The gathering gloom on the diplomatic front was exacerbated by another turn for the worse in Israel’s economic woes. Netanyahu’s tough medicine earlier in the year was not working yet; another dose was needed. Many families were hurting badly. People who had managed in the past to keep their heads above water, just, now found themselves slipping into real poverty as vital welfare subsidies for children, for old people, for single mothers, for the unemployed, were all slashed. A single mother from the small Negev town of Mitzpe Ramon, Vikki Knafo, caught the national mood when she struck out, in the blazing heat of July, on a long, lonely march to the capital to protest her inability to provide for her three young children. By the time she arrived, she had become an icon. Some six hundred other single mothers joined her in a tent encampment outside the Finance Ministry. Netanyahu refused to meet her. But his advisers were seriously worried over the image of heartlessness that her protest was tarring him with. Inevitably, it rubbed off on Sharon, too. His poll figures and those of the government began to slide.
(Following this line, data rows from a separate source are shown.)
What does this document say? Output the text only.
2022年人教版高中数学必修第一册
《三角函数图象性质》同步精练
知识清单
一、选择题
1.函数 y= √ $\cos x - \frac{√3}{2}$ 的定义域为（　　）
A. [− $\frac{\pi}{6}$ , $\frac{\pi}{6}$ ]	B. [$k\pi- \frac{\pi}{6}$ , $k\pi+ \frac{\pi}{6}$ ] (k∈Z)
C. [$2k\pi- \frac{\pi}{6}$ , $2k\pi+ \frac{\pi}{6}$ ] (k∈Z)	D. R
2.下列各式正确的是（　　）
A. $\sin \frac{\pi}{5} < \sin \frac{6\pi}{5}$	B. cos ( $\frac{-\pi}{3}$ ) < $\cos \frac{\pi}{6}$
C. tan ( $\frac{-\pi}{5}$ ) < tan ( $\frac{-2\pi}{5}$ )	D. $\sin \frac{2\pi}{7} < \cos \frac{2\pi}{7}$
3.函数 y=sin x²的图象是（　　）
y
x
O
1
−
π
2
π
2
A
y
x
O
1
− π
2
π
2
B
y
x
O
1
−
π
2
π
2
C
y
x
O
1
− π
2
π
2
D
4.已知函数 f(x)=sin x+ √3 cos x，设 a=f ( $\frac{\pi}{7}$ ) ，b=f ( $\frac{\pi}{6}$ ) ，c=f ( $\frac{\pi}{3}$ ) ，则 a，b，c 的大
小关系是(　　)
“When sorrows come,” as Sharon the ardent theatergoer must have heard more than once from King Claudius, “they come not single spies but in battalions.” While the wiliness of Arafat, the weakness of Abu Mazen, and the troubles of the economy were all known or predictable challenges, he now ran into a flurry of awkward and unexpected episodes that sapped his public standing. That pattern was not starkly clear at the time as events moved along in their ragged way. It has been reconstructed subsequently, perhaps too obsessively, by commentators seeking the key to Sharon’s cataclysmic move at year’s end that suddenly changed everything.